By the time I had secured the funds for the gig in question, I was stoked as if going to see a band play live. The atmosphere was great, and the final mini-game was surreal and gave a new meaning to physics-based games.
Popping Candy For The Soul
As I said, the visual style is very simple, but I loved it. Team Lazerbeam, if you’re reading this, please design me some assets for my website.
Their use of colours were great, and the visual style did have a very bootleg type feel for those of you who used to circulate tape cassettes or homemade CDs.
The soundtrack by The Superweaks was stellar. If I’m honest, music is my real passion, but I wouldn’t dream about writing about it. Like art, I know what I like but can’t be doing with the music journalism you see on Spotify or NME. Funk that. Let’s just say that the split in Teenage Blob is harmonious – both on the audio and visual fronts.
Right, let’s get back to the ‘scandalously short’ comment. I finished the game in 23 minutes (one of the things I hate about Steam with the stats tracking). But when it ended, I relaxed through the credits and felt good. By the time I was thanked for my time, I was loading the game up again, then a third to collect some achievements.

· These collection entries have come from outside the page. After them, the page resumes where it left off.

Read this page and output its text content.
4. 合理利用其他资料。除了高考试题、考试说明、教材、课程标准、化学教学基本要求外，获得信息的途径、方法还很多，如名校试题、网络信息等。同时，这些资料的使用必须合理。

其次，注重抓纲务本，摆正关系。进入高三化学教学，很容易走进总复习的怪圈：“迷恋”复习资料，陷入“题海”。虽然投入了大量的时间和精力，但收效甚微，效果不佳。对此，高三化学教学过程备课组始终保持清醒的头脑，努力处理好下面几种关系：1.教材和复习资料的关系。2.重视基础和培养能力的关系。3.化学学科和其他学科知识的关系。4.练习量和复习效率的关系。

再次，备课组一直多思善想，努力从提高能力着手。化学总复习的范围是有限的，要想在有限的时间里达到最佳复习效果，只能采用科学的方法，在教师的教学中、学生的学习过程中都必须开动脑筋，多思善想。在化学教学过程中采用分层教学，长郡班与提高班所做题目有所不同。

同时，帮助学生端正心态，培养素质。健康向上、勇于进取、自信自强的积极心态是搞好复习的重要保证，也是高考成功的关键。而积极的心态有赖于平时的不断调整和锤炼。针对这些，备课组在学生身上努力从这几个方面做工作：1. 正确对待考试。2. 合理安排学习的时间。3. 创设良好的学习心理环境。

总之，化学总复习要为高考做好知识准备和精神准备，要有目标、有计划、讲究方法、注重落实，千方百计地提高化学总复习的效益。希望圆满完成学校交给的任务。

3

I don’t know anyone at Team Lazerbeam or The Superweaks, nor would they accept my bribe request of a Fender Jaguar delivered in person by Gal Gadot for a good review, but they’ve got one nevertheless.
Due to the duration and my gushing about how much I like this, I’ve opted out of giving a review score like the recent The Outcast Lovers (I hate giving scores anyway).
I do realise that it’s not for everyone. Still, for what it’s worth, I highly recommend Teenage Blob if you have a sense of humour, appreciate good music and want to remember what it’s like to play a fun game without fear of dying, unable to progress because you didn’t collect the key from the well, or haven’t spent enough money on in-game purchases. And the cherry on top; it has a fantastic soundtrack.